P.S. It's good that OpenGL allows to make 5K render calls per frame without slowdown. DirectX doesn't.

Orgun109uk
07-06-2009, 10:42 PM
But slowly now sry... been playing afwul lots of World of Warcraft.

Ahh yes, the WoW bug :D.



I guess projects end up in their technical limits eventually but this sounds like it'd need a supercomputer to run.. i mean, galaxy even if it's not made into scale of Spore but Master of Orion like, tens of stars with 0-5 planets means quite alot units to hold on for server. Sending tight battles across planets to even 8 players same time would be comparable to a upload and download of a full length movie.

There is theory i've tried to explain in my project thread but to me it seems like the only way to handle the masses in network.

Yeah i have thought about this a lot, and have a few ideas i'm going to try out. But we shall see when i get to that point.



And to not offtopic too much in "graphics related post", you may want to create another topic about the project too :)

Yep, i shall do very soon.
Not that i have managed to speed things up, thanks to everyone, i will have some screenshots, then i will post it (it doesn't look like much at the moment).



Octree is good for static objects. For dynamic a spatial grid is better.
With such a big number of objects visible it's may be a good idea to use imposters.

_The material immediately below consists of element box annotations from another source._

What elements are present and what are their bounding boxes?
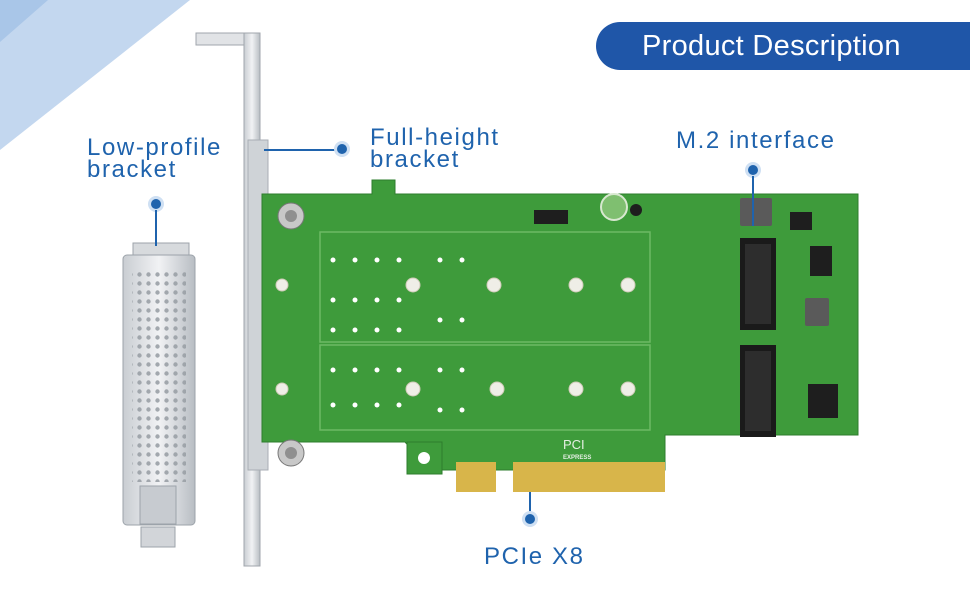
full-height-bracket <box>195 32 269 567</box>
express-logo: EXPRESS <box>563 455 591 461</box>
m2-interface-leader <box>752 176 754 226</box>
m2-interface-dot <box>748 165 758 175</box>
low-profile-dot <box>151 199 161 209</box>
low-profile-leader <box>155 210 157 246</box>
m2-interface-label: M.2 interface <box>676 127 836 154</box>
pcb-board <box>261 179 859 492</box>
full-height-label: Full-height bracket <box>370 124 500 173</box>
pcie-leader <box>529 492 531 518</box>
full-height-leader <box>264 149 336 151</box>
low-profile-label: Low-profile bracket <box>87 134 222 183</box>
corner-decoration <box>0 0 190 150</box>
page-title: Product Description <box>596 22 970 70</box>
pcie-dot <box>525 514 535 524</box>
pcie-label: PCIe X8 <box>484 543 585 570</box>
pci-logo: PCI <box>563 437 585 452</box>
full-height-dot <box>337 144 347 154</box>
low-profile-bracket <box>122 242 196 548</box>
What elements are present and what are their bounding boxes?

Thanks for the input, i shall look more into those options.

Orgun109uk
09-06-2009, 05:12 PM
Just to keep an update, i have managed to speed up the TList overhead a little by directly accessing the dynamic array (TList.List) and by using the TList.Sort to sort objects by the frustum and the distance from the camera.

Chesso
08-07-2009, 08:43 AM
I'm a little rusty, but to look at this from a general perspective.

If you are creating and killing stuff like there is no tomorrow, from the perspective of a list or array of some sort, why not just have a static array that exceeds what you need and zero out one when it becomes available and use it when you need it.

I know it requires some more processing on the side to deal with this, but surely it beats resizing the poor thing a billion times per second.